An order lasts for 12 months, during which period any creditor named in the order can only take action to recover the debt if they obtain authority from a court.
If the debtor’s circumstances remain unchanged after a year, the debts are written off and the debtor is discharged. An applicant’s assets should not exceed £300 (excluding an additional allowance for a vehicle) and disposable income must be no more than £50 a month after tax, national insurance and reasonable household expenses.
Mark Sands, head of personal insolvency at KPMG, says that with soaring unemployment and the collapse of many owner-managed businesses, the number of insolvencies in England and Wales could rise by about 40% this year to more than 150,000.
'DROs will bring new people into the insolvency system,' he said. 'We are talking about people with very little income, no assets and debts of £15,000 or lower.
'Until now, they are the sort who would have made token payments on the debt or simply laid low until the six-year limitation on debt enforcement was passed.'
But while Sands broadly welcomed DROs, they include a number of controversial aspects.
- Court approval will not be needed.

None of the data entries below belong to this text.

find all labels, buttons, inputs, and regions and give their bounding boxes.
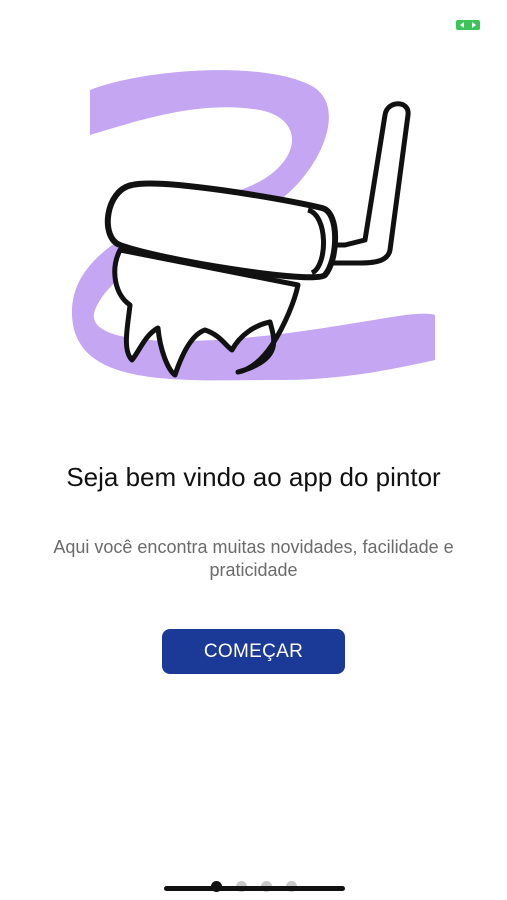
roller-handle: [325, 101, 411, 266]
home-indicator[interactable]: [164, 886, 345, 891]
start-button[interactable]: COMEÇAR: [162, 629, 345, 674]
paint-roller-illustration: [71, 70, 435, 381]
welcome-subtitle: Aqui você encontra muitas novidades, fac…: [53, 537, 454, 580]
battery-charging-icon: [456, 20, 480, 30]
welcome-title: Seja bem vindo ao app do pintor: [66, 462, 441, 492]
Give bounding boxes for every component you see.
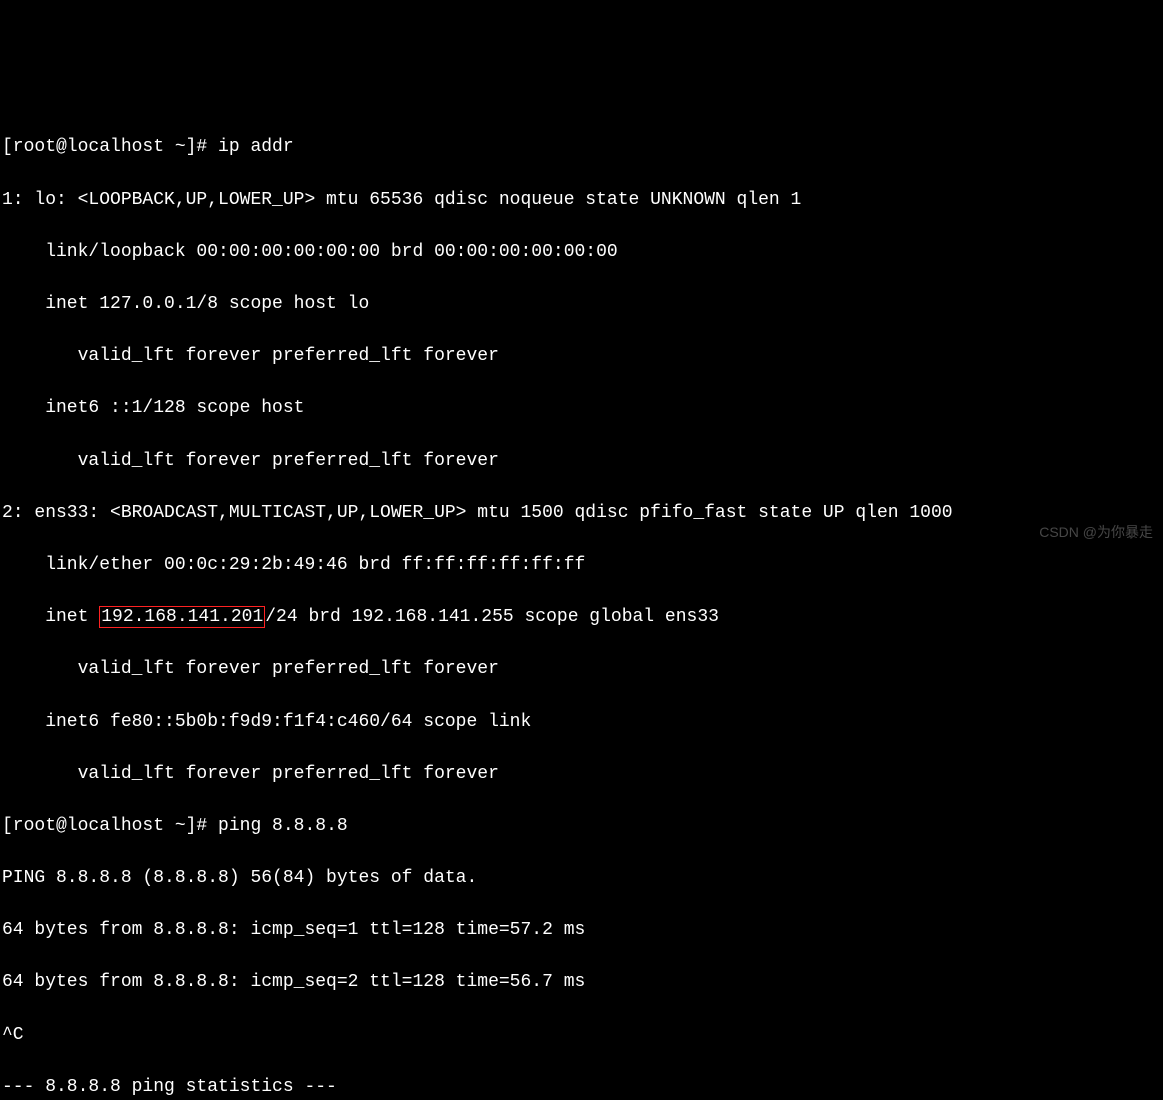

An Official Receiver can agree a DRO without reference.
- For someone seeking a DRO the first point of contact will be Citizens Advice or some similar non-profit organisation, raising fears of untrained staff being taken in by serial debtors.
- The local Official Receiver, who has the final say, will be presented only with online information compiled by the non-profit organisation. Only by monitoring failure rates of DROs proposed by each organisation will the Official Receivers be able to spot if such an outfit is a soft touch.
For creditors, the introduction of DROs could mean writing off at least £1.1 billion in consumer debt in 2009.